En cuanto al ruiseñor, no tenía motivos para
quejarse de la vida. Desde tiempos inmemoriales, venía cantando tan
dulcemente, que no sólo los pinos seculares, sino hasta los mercaderes de
Moscú se enternecían al oírle. Todo el mundo le
quería, todo el mundo le escuchaba, conteniendo el aliento, cuando,
metido en la espesura, gorjeaba sus dulces canciones. Pero era lascivo y
ávido de gloria en extremo. No le bastaba con entonar en el bosque su
sonora y libre canción ni con embriagar los corazones tristes con sus
armoniosos sones... Se figuraba que el águila le colgaría al
cuello un collar de huevecillos de hormiga y le ornaría el pecho de
cucarachas vivas, y que la señora le concedería citas secretas, a
la luz de la luna...
En fin, que los tres pájaros empezaron a importunar al
halcón: "¡Infórmale, anda, infórmale!"
El águila-señor oyó el informe del
halcón sobre la necesidad de introducir las ciencias y las artes, pero no
comprendió al pronto.

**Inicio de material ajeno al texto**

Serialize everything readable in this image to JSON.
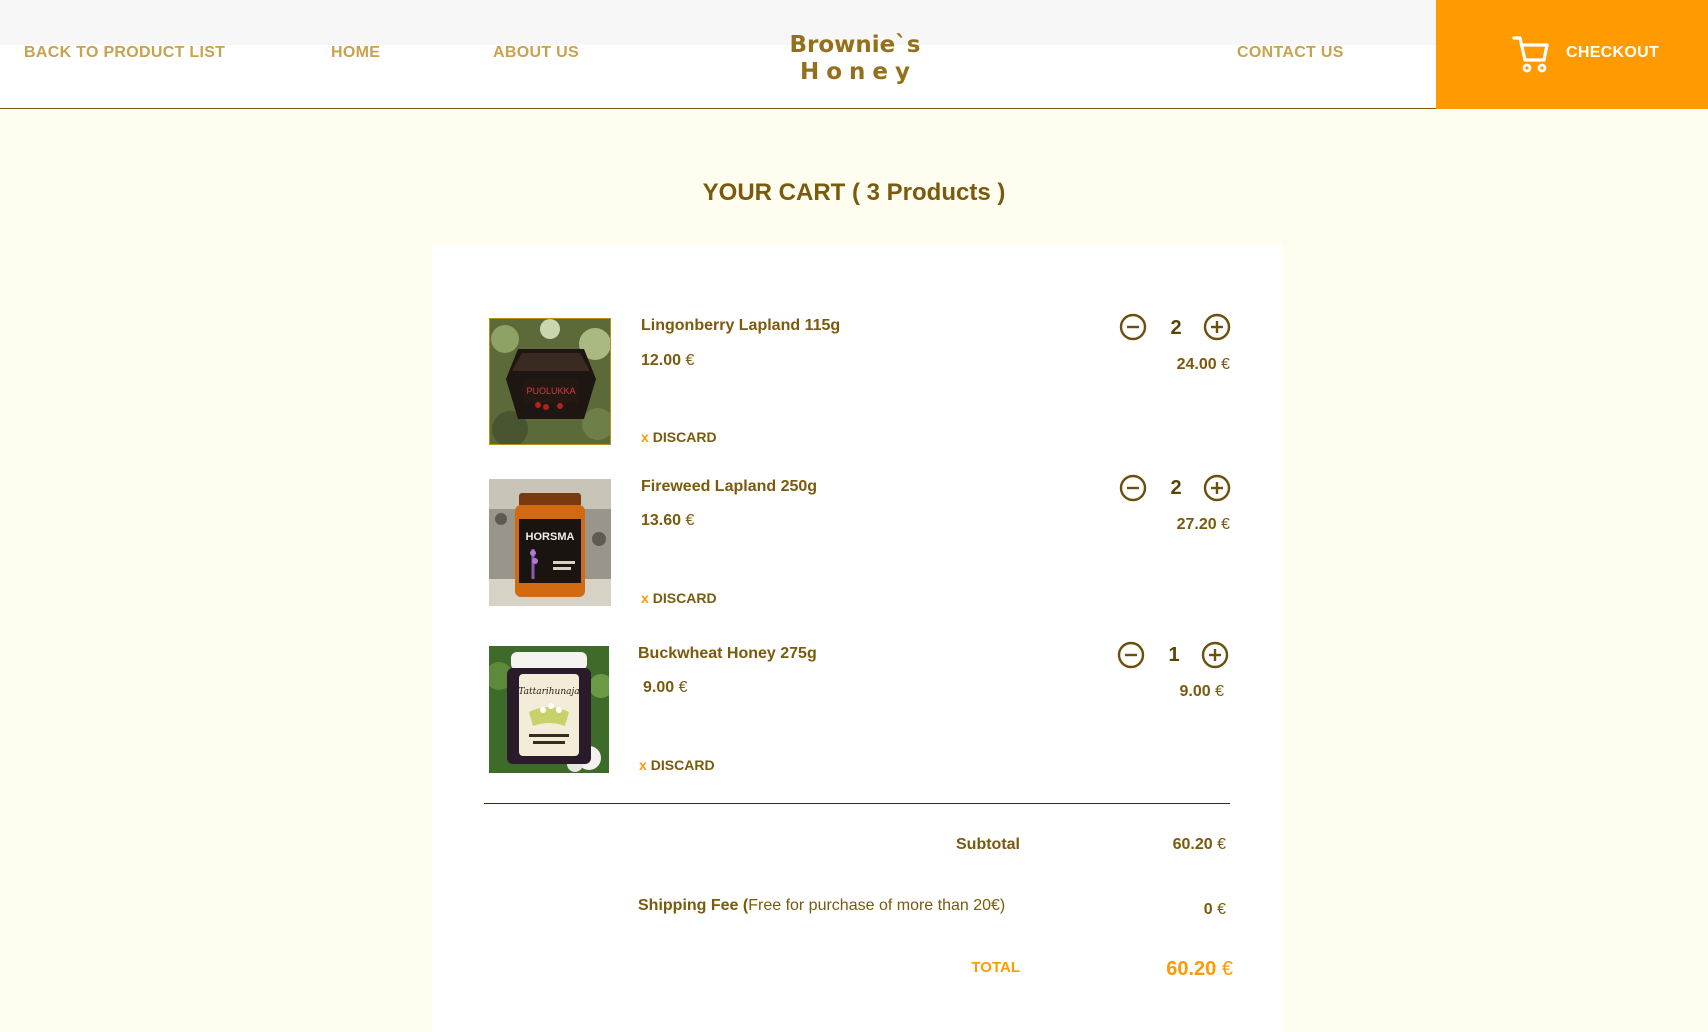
{
  "header": {
    "nav_back": "BACK TO  PRODUCT LIST",
    "nav_home": "HOME",
    "nav_about": "ABOUT US",
    "nav_contact": "CONTACT US",
    "logo_line1": "Brownie`s",
    "logo_line2": "Honey",
    "checkout_label": "CHECKOUT",
    "checkout_icon": "cart-icon"
  },
  "cart": {
    "title": "YOUR CART ( 3 Products )",
    "currency": "€",
    "discard_x": "x",
    "discard_label": "DISCARD",
    "items": [
      {
        "name": "Lingonberry Lapland 115g",
        "price": "12.00",
        "qty": "2",
        "line_total": "24.00",
        "jar_label": "PUOLUKKA"
      },
      {
        "name": "Fireweed Lapland 250g",
        "price": "13.60",
        "qty": "2",
        "line_total": "27.20",
        "jar_label": "HORSMA"
      },
      {
        "name": "Buckwheat Honey 275g",
        "price": "9.00",
        "qty": "1",
        "line_total": "9.00",
        "jar_label": "Tattarihunaja"
      }
    ]
  },
  "summary": {
    "subtotal_label": "Subtotal",
    "subtotal_value": "60.20",
    "shipping_label": "Shipping Fee (",
    "shipping_note": "Free for purchase of more than 20€)",
    "shipping_value": "0",
    "total_label": "TOTAL",
    "total_value": "60.20"
  },
  "colors": {
    "accent": "#ff9a00",
    "brand_brown": "#7a5a0c",
    "nav_gold": "#c8a24c",
    "background": "#fefdf0"
  }
}
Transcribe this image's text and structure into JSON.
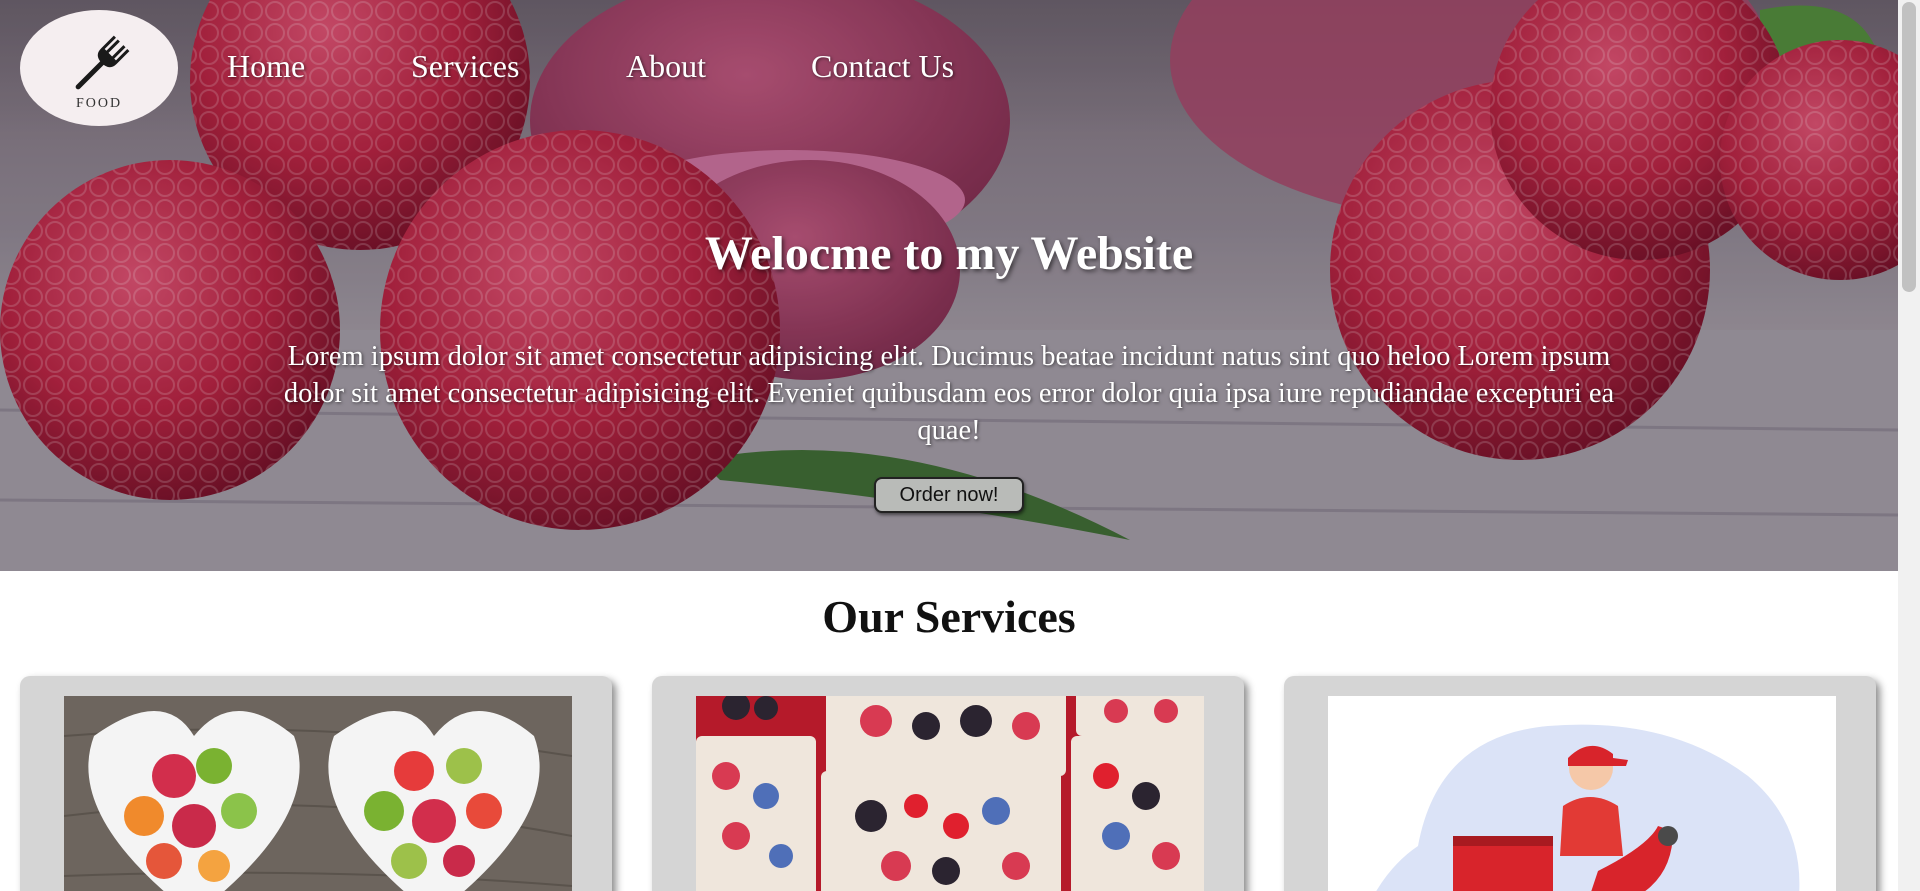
{
  "logo": {
    "text": "FOOD",
    "icon": "fork-icon"
  },
  "nav": {
    "items": [
      {
        "label": "Home"
      },
      {
        "label": "Services"
      },
      {
        "label": "About"
      },
      {
        "label": "Contact Us"
      }
    ]
  },
  "hero": {
    "title": "Welocme to my Website",
    "text": "Lorem ipsum dolor sit amet consectetur adipisicing elit. Ducimus beatae incidunt natus sint quo heloo Lorem ipsum dolor sit amet consectetur adipisicing elit. Eveniet quibusdam eos error dolor quia ipsa iure repudiandae excepturi ea quae!",
    "button_label": "Order now!"
  },
  "services": {
    "title": "Our Services",
    "cards": [
      {
        "image": "fruit-salad-bowls-image"
      },
      {
        "image": "berry-baskets-image"
      },
      {
        "image": "delivery-scooter-image"
      }
    ]
  },
  "colors": {
    "raspberry": "#b8234a",
    "card_bg": "#d5d5d5",
    "button_bg": "#b9bbb8"
  }
}
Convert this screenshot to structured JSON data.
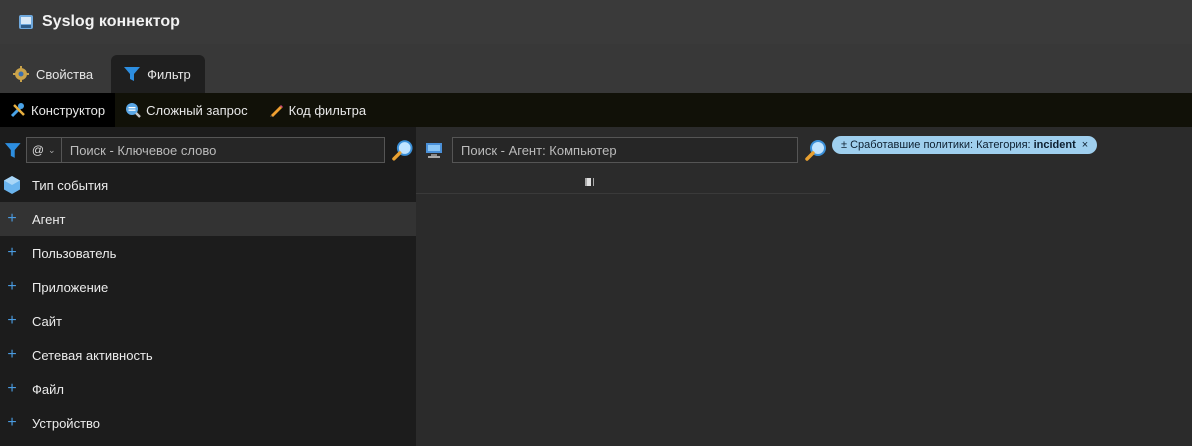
{
  "window": {
    "title": "Syslog коннектор",
    "icon": "log-app-icon"
  },
  "tabs": [
    {
      "label": "Свойства",
      "icon": "gear-icon",
      "active": false
    },
    {
      "label": "Фильтр",
      "icon": "funnel-icon",
      "active": true
    }
  ],
  "toolbar": [
    {
      "label": "Конструктор",
      "icon": "wrench-tools-icon",
      "active": true
    },
    {
      "label": "Сложный запрос",
      "icon": "query-search-icon",
      "active": false
    },
    {
      "label": "Код фильтра",
      "icon": "pencil-icon",
      "active": false
    }
  ],
  "left_search": {
    "selector_value": "@",
    "placeholder": "Поиск - Ключевое слово",
    "icon": "magnifier-icon"
  },
  "tree": [
    {
      "label": "Тип события",
      "icon": "hexagon-icon",
      "selected": false
    },
    {
      "label": "Агент",
      "icon": "plus-icon",
      "selected": true
    },
    {
      "label": "Пользователь",
      "icon": "plus-icon",
      "selected": false
    },
    {
      "label": "Приложение",
      "icon": "plus-icon",
      "selected": false
    },
    {
      "label": "Сайт",
      "icon": "plus-icon",
      "selected": false
    },
    {
      "label": "Сетевая активность",
      "icon": "plus-icon",
      "selected": false
    },
    {
      "label": "Файл",
      "icon": "plus-icon",
      "selected": false
    },
    {
      "label": "Устройство",
      "icon": "plus-icon",
      "selected": false
    }
  ],
  "mid_search": {
    "placeholder": "Поиск - Агент: Компьютер",
    "icon": "computer-icon"
  },
  "active_filter": {
    "prefix": "± Сработавшие политики: Категория:",
    "value": "incident",
    "close": "×"
  },
  "colors": {
    "accent": "#4a9be0",
    "chip_bg": "#9fcfee",
    "toolbar_bg": "#111108"
  }
}
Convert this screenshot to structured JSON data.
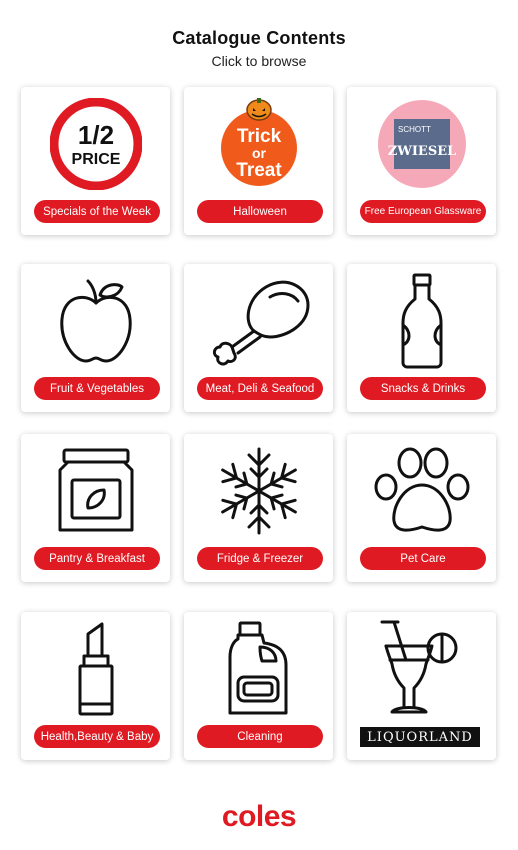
{
  "header": {
    "title": "Catalogue Contents",
    "subtitle": "Click to browse"
  },
  "cards": {
    "specials": {
      "label": "Specials of the Week",
      "badge_line1": "1/2",
      "badge_line2": "PRICE"
    },
    "halloween": {
      "label": "Halloween",
      "badge_line1": "Trick",
      "badge_line2": "or",
      "badge_line3": "Treat"
    },
    "glassware": {
      "label": "Free European Glassware",
      "brand_small": "SCHOTT",
      "brand_big": "ZWIESEL"
    },
    "fruit": {
      "label": "Fruit & Vegetables"
    },
    "meat": {
      "label": "Meat, Deli & Seafood"
    },
    "snacks": {
      "label": "Snacks & Drinks"
    },
    "pantry": {
      "label": "Pantry & Breakfast"
    },
    "fridge": {
      "label": "Fridge & Freezer"
    },
    "pet": {
      "label": "Pet Care"
    },
    "health": {
      "label": "Health,Beauty & Baby"
    },
    "cleaning": {
      "label": "Cleaning"
    },
    "liquor": {
      "label": "LIQUORLAND"
    }
  },
  "footer": {
    "logo": "coles"
  },
  "colors": {
    "accent": "#e01a22",
    "halloween_orange": "#f05a1a",
    "glassware_pink": "#f5a9b8",
    "glassware_slate": "#5a6b8c"
  }
}
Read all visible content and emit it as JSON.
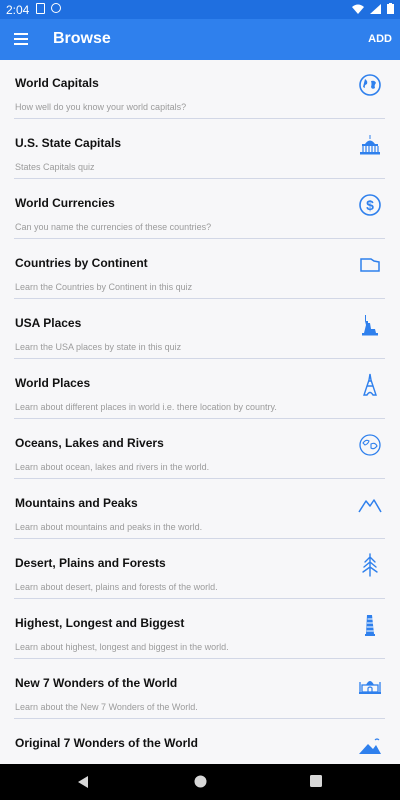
{
  "status": {
    "time": "2:04"
  },
  "appbar": {
    "title": "Browse",
    "add_label": "ADD"
  },
  "items": [
    {
      "title": "World Capitals",
      "desc": "How well do you know your world capitals?",
      "icon": "globe-icon"
    },
    {
      "title": "U.S. State Capitals",
      "desc": "States Capitals  quiz",
      "icon": "capitol-building-icon"
    },
    {
      "title": "World Currencies",
      "desc": "Can you name the currencies of these countries?",
      "icon": "dollar-icon"
    },
    {
      "title": "Countries by Continent",
      "desc": "Learn the Countries by Continent in this quiz",
      "icon": "map-outline-icon"
    },
    {
      "title": "USA Places",
      "desc": "Learn the USA places by state in this quiz",
      "icon": "statue-of-liberty-icon"
    },
    {
      "title": "World Places",
      "desc": "Learn about different places in world i.e. there location by country.",
      "icon": "eiffel-tower-icon"
    },
    {
      "title": "Oceans, Lakes and Rivers",
      "desc": "Learn about ocean, lakes and rivers in the world.",
      "icon": "earth-map-icon"
    },
    {
      "title": "Mountains and Peaks",
      "desc": "Learn about mountains and peaks in the world.",
      "icon": "mountain-icon"
    },
    {
      "title": "Desert, Plains and Forests",
      "desc": "Learn about desert, plains and forests of the world.",
      "icon": "pine-tree-icon"
    },
    {
      "title": "Highest, Longest and Biggest",
      "desc": "Learn about highest, longest and biggest in the world.",
      "icon": "leaning-tower-icon"
    },
    {
      "title": "New 7 Wonders of the World",
      "desc": "Learn about the New 7 Wonders of the World.",
      "icon": "taj-mahal-icon"
    },
    {
      "title": "Original 7 Wonders of the World",
      "desc": "",
      "icon": "pyramids-icon"
    }
  ],
  "colors": {
    "appbar": "#2f80ed",
    "statusbar": "#1f6fe0",
    "icon": "#2f80ed"
  }
}
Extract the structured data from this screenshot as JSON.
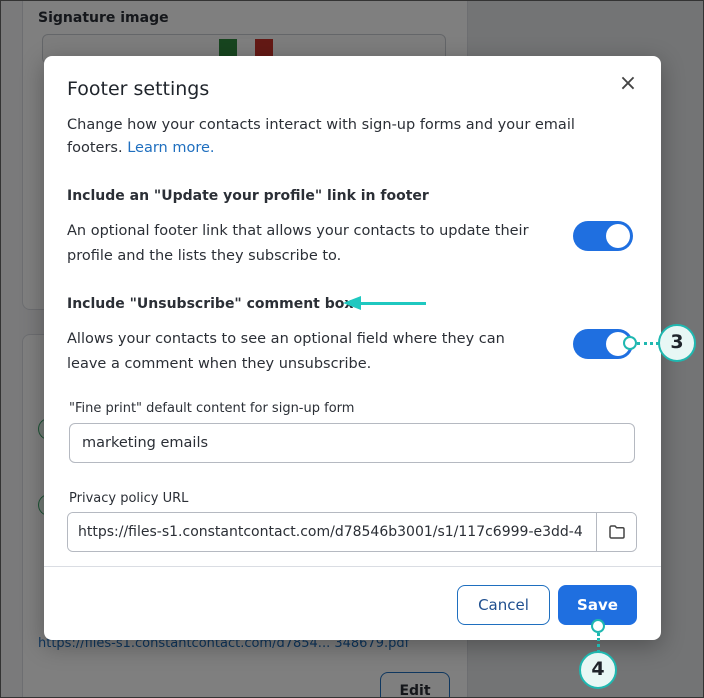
{
  "background": {
    "signature_heading": "Signature image",
    "link_text": "https://files-s1.constantcontact.com/d7854... 348679.pdf",
    "edit_label": "Edit"
  },
  "modal": {
    "title": "Footer settings",
    "close_icon": "close-icon",
    "description": "Change how your contacts interact with sign-up forms and your email footers.",
    "learn_more": "Learn more.",
    "profile_section": {
      "title": "Include an \"Update your profile\" link in footer",
      "description": "An optional footer link that allows your contacts to update their profile and the lists they subscribe to.",
      "enabled": true
    },
    "unsubscribe_section": {
      "title": "Include \"Unsubscribe\" comment box",
      "description": "Allows your contacts to see an optional field where they can leave a comment when they unsubscribe.",
      "enabled": true
    },
    "fine_print": {
      "label": "\"Fine print\" default content for sign-up form",
      "value": "marketing emails"
    },
    "privacy": {
      "label": "Privacy policy URL",
      "value": "https://files-s1.constantcontact.com/d78546b3001/s1/117c6999-e3dd-4",
      "icon": "folder-icon"
    },
    "cancel_label": "Cancel",
    "save_label": "Save"
  },
  "annotations": {
    "step_3": "3",
    "step_4": "4",
    "accent_color": "#1fb8b0"
  }
}
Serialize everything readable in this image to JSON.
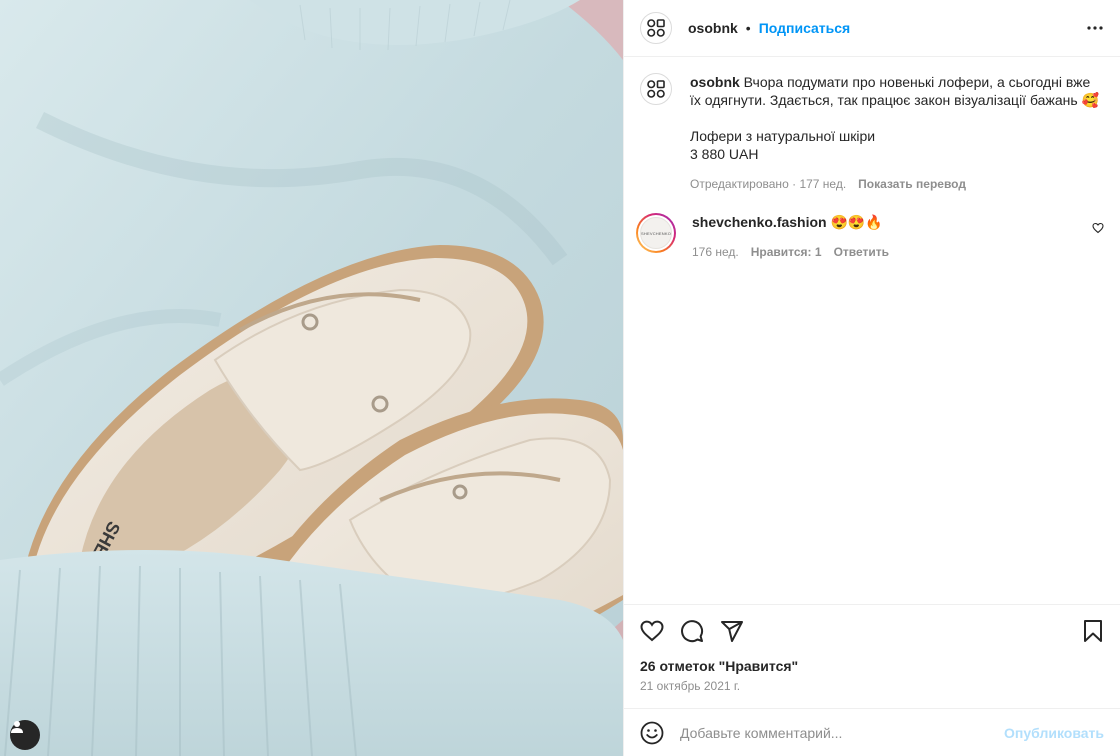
{
  "post": {
    "username": "osobnk",
    "follow_label": "Подписаться",
    "separator": "•",
    "more_icon": "more-horizontal-icon"
  },
  "caption": {
    "username": "osobnk",
    "text": "Вчора подумати про новенькі лофери, а сьогодні вже їх одягнути. Здається, так працює закон візуалізації бажань 🥰\n\nЛофери з натуральної шкіри\n3 880 UAH",
    "edited_label": "Отредактировано",
    "age": "177 нед.",
    "translate_label": "Показать перевод"
  },
  "comment": {
    "username": "shevchenko.fashion",
    "text": "😍😍🔥",
    "avatar_text": "SHEVCHENKO",
    "age": "176 нед.",
    "likes_label": "Нравится: 1",
    "reply_label": "Ответить"
  },
  "actions": {
    "likes_text": "26 отметок \"Нравится\"",
    "date": "21 октябрь 2021 г.",
    "icons": [
      "heart-icon",
      "comment-icon",
      "share-icon",
      "bookmark-icon"
    ]
  },
  "add_comment": {
    "placeholder": "Добавьте комментарий...",
    "value": "",
    "publish_label": "Опубликовать"
  },
  "colors": {
    "accent": "#0095f6",
    "publish_disabled": "#b2dffc",
    "secondary_text": "#8e8e8e",
    "primary_text": "#262626",
    "border": "#efefef"
  }
}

Permanecía sentado, silbando bajito y
tamborileando con las garras, mientras sus ojos, como dos pulidas piedrecillas,
refulgían al sol. Nunca había visto un periódico; no se
interesaba por la Baba Yagá ni por las brujas en general, y en cuanto al
ruiseñor, únicamente había oído decir que era un
pájaro pequeño y que no valía la pena mancharse el pico con
él.
-Tú, seguramente, ¿ni siquiera sabrás que
Bonaparte murió? -preguntó el halcón.